Je fais en effet partie de ceux qui ont apporté leur pierre à l'édifice qu'est en train de tenter de bâtir l'association de défense des consommateurs. Ce sont eux que j'ai choisi d'interpeller il y a quelques mois et j'attendais avec impatience qu'une association mette son nez dans les pratiques des éditeurs et distributeurs de jeux. J'ai évidement participé à l'audit lancé à l'époque pour évaluer ces pratiques. Il y a du bon et du moins bon dans les retours. Je suis content de voir que les choses bougent, mais il semble que les spécialistes de la consommation n'aient pas forcément cerné tous les aspects du jeu vidéo.

Des bugs partout

Le premier constat vise les nombreux bugs de certains jeux. Sauvegardes corrompues, freez en tous genres, passe muraille et autre incohérences. Electronic Arts, Ubisoft et Activision seraient les mauvais élèves de la classe. S'il est vrai qu'il est inadmissible de devoir subir les affres des bugs dans les jeux vidéos, il faut souligner que l'étude ne détaille pas du tout dans quelles conditions ces bugs apparaissent.

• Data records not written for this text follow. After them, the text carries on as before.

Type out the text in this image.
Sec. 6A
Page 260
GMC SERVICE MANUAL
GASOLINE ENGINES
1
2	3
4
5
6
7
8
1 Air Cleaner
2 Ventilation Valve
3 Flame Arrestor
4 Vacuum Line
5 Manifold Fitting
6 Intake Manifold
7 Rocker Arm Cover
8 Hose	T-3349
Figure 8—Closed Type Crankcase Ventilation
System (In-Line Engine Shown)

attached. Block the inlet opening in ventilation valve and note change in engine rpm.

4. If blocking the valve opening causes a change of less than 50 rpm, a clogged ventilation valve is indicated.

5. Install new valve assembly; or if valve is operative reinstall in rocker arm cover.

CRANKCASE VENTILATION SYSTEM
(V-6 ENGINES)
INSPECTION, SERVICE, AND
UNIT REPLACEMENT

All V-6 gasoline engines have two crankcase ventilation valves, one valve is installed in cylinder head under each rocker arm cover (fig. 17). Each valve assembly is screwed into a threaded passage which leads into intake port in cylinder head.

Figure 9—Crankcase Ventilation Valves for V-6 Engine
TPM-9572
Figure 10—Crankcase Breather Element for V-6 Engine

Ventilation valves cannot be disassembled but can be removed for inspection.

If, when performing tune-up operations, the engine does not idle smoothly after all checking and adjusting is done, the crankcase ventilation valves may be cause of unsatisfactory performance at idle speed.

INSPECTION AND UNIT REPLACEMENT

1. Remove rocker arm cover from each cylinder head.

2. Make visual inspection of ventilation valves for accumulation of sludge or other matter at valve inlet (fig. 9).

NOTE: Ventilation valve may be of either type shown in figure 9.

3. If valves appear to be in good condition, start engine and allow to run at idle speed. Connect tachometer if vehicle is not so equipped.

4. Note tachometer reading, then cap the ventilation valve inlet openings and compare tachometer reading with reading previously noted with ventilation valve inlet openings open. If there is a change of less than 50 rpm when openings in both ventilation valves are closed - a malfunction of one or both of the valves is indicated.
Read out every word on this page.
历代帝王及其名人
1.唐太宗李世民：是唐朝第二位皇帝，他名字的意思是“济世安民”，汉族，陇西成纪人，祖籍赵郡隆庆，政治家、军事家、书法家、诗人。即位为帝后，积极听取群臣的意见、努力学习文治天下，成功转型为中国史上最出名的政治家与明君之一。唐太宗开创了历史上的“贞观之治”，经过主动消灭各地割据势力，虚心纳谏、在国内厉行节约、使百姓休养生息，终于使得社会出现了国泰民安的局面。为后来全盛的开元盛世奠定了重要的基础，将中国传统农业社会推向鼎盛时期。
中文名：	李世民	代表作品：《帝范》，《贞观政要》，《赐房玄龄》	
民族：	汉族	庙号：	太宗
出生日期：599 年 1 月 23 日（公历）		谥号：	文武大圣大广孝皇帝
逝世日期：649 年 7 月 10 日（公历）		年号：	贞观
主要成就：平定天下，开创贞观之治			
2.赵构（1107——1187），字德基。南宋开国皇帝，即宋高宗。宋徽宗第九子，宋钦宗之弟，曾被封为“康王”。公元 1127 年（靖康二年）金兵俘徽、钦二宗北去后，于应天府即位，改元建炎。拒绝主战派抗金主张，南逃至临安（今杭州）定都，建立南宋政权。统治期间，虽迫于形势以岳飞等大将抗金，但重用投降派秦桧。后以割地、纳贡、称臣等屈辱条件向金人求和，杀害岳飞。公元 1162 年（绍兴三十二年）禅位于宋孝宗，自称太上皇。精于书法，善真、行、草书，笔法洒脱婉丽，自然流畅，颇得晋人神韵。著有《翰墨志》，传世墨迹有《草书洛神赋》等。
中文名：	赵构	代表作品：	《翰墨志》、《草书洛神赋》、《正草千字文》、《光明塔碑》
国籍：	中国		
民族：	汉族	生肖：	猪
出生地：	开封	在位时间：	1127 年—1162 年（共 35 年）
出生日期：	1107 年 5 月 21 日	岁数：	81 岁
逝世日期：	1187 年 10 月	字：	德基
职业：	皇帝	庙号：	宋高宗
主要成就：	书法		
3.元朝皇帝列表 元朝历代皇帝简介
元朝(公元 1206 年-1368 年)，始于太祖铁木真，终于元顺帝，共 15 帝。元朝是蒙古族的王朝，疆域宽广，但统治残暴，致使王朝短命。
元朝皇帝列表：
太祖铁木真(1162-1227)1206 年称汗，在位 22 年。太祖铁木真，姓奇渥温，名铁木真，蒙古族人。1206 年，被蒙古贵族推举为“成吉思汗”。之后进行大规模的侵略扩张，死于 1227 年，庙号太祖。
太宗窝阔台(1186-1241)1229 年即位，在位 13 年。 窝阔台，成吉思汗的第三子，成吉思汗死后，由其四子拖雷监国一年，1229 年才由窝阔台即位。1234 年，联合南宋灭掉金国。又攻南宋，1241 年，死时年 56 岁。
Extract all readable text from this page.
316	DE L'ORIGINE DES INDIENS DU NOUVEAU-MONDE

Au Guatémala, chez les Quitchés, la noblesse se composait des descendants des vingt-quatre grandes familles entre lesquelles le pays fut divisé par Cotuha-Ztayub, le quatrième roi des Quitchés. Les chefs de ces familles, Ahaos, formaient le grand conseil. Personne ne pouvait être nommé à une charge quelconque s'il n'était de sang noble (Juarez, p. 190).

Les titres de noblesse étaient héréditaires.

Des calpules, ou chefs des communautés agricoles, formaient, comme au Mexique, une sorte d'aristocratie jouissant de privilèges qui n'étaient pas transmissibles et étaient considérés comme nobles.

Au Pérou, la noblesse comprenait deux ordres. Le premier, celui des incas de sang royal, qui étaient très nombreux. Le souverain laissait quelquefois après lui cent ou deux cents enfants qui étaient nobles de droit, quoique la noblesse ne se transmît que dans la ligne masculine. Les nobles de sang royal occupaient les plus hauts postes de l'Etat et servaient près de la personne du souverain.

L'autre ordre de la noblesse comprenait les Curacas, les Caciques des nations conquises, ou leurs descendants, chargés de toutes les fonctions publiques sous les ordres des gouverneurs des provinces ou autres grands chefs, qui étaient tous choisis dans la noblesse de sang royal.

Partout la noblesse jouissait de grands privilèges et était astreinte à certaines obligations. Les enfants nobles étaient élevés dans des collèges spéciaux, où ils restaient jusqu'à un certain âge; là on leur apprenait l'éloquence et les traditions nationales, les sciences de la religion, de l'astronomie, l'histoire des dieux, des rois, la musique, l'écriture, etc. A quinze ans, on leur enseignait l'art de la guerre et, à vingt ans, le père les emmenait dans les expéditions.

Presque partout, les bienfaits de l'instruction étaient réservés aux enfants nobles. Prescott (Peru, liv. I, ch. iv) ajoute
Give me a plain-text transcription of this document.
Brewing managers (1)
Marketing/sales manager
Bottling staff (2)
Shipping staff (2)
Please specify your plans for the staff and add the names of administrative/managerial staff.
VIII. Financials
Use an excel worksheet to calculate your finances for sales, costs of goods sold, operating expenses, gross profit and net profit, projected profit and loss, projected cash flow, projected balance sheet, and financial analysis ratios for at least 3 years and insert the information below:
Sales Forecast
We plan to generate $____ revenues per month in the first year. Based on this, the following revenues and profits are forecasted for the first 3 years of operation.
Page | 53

Sur console ? Sur PC ? En jeu en ligne ? En outre, elle ne souligne pas non plus la fréquence de ces derniers. Les causes d'un bug peuvent être multiples et très variées. De plus, elles ne sont pas forcément liées au jeu lui même, mais à un paramètre tiers parfois dépendant de l'utilisateur. La lecture complète de l'étude souligne tout de même que dans près de 60% des cas les utilisateurs se plaignent de logiciels PC. En tête des jeux les plus cités dans les plaintes, Battlefield 3 (10%) et Call of Duty Black ops (9%). Suivent Dead island, Fall Out New Vegas et Rage à 5%. On constate évidement que ce sont les jeux les plus vendus qui cristallisent les problèmes.

  

Le premier paragraphe se conclue en affirmant que les éditeurs vendent des démos pour des jeux terminés. Faire le lien entre des bugs et un jeu non terminé est un raccourci réducteur et trop facile. Je pense que les centaines de personnes qui ont travaillé sur la série Assassins Creed apprécieront. Dommage, l'association montre ici qu'elle n'a pas vraiment compris ce qu'était un jeu vidéo.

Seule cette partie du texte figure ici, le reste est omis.